After being caught she deleted all her profiles and stopped texting other guys. I tapped into her phone without her knowledge and noticed that there were no txts for quite some time. I thought we maybe we were on the right path so decided to takes us away on holidays. While on holidays I checked if she had txt anyone and there was over 70 txts to a random guy she didn’t know who doesn’t even live in the same state as us.
I couldn’t believe it and we decided that it was time to separate and sell the house.
Since then we are still great friends she has started staying over (no sex) and keeping each other company, even sleep in the same bed. This is hard because we both need to move on but we still know that we still love each other (she still says things like one day I may look back realise I lost the best thing that ever happened to me – referring to when she gets over the depression).

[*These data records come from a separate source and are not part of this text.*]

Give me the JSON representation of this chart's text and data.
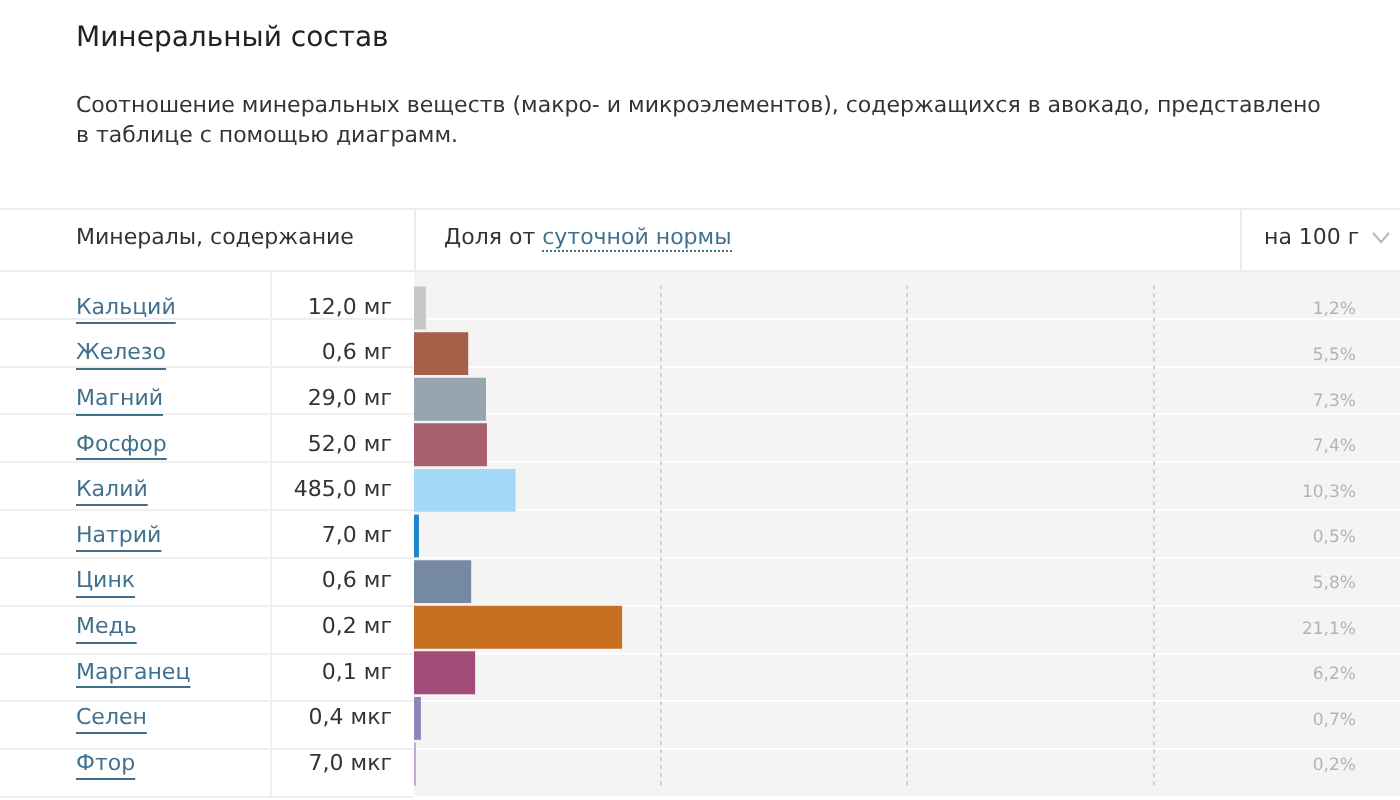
{
  "chart_data": {
    "type": "bar",
    "orientation": "horizontal",
    "title": "Минеральный состав",
    "subtitle": "Соотношение минеральных веществ (макро- и микроэлементов), содержащихся в авокадо, представлено в таблице с помощью диаграмм.",
    "ylabel": "Минералы, содержание",
    "xlabel": "Доля от суточной нормы",
    "categories": [
      "Кальций",
      "Железо",
      "Магний",
      "Фосфор",
      "Калий",
      "Натрий",
      "Цинк",
      "Медь",
      "Марганец",
      "Селен",
      "Фтор"
    ],
    "values": [
      1.2,
      5.5,
      7.3,
      7.4,
      10.3,
      0.5,
      5.8,
      21.1,
      6.2,
      0.7,
      0.2
    ],
    "colors": [
      "#c6c6c6",
      "#a5604a",
      "#95a6b1",
      "#a8606d",
      "#a3d9f6",
      "#1e86cc",
      "#7689a3",
      "#c8701f",
      "#a44c79",
      "#8a86b9",
      "#c4a8cc"
    ],
    "value_labels": [
      "1,2%",
      "5,5%",
      "7,3%",
      "7,4%",
      "10,3%",
      "0,5%",
      "5,8%",
      "21,1%",
      "6,2%",
      "0,7%",
      "0,2%"
    ],
    "xlim": [
      0,
      100
    ],
    "xticks": [
      {
        "value": 25,
        "label": null
      },
      {
        "value": 50,
        "label": null
      },
      {
        "value": 75,
        "label": null
      }
    ],
    "grid": "x",
    "tick_labels": "y",
    "annotations": [
      "12,0 мг",
      "0,6 мг",
      "29,0 мг",
      "52,0 мг",
      "485,0 мг",
      "7,0 мг",
      "0,6 мг",
      "0,2 мг",
      "0,1 мг",
      "0,4 мкг",
      "7,0 мкг",
      "на 100 г"
    ]
  }
}
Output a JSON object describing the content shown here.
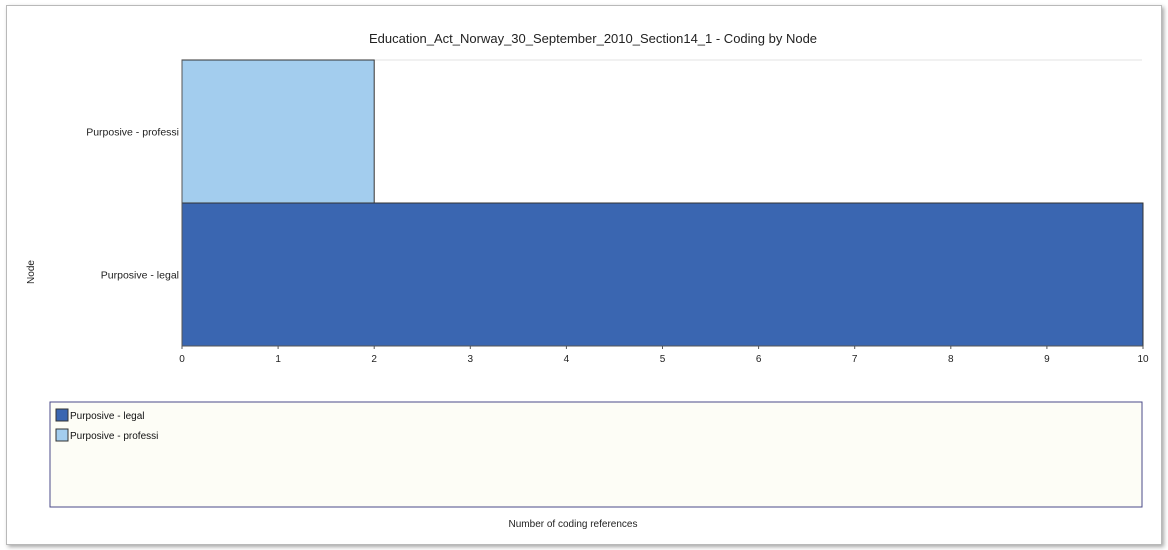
{
  "chart_data": {
    "type": "bar",
    "orientation": "horizontal",
    "title": "Education_Act_Norway_30_September_2010_Section14_1 - Coding by Node",
    "xlabel": "Number of coding references",
    "ylabel": "Node",
    "xlim": [
      0,
      10
    ],
    "xticks": [
      "0",
      "1",
      "2",
      "3",
      "4",
      "5",
      "6",
      "7",
      "8",
      "9",
      "10"
    ],
    "grid": false,
    "legend_position": "bottom",
    "categories": [
      "Purposive - professi",
      "Purposive - legal"
    ],
    "values": [
      2,
      10
    ],
    "colors": [
      "#a3cdee",
      "#3a66b1"
    ],
    "legend": [
      {
        "label": "Purposive - legal",
        "color": "#3a66b1"
      },
      {
        "label": "Purposive - professi",
        "color": "#a3cdee"
      }
    ]
  }
}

She is very much confused about what to do, because she loves being with me but doesn’t want a sexual relationship.
I guess my questions are:
1.	Does the sex life die off? Do I just still like it because I am a guy?
2.	After 12 years together it is so hard for me to move on, especially when the person still says they love you. Should I just bite the bullet and have no contact? Sell up and move on?
3.	We talked about counselling, she had some separate sessions. The lady said she needs to get herself right before dealing with our issues. Should I request one final counselling session?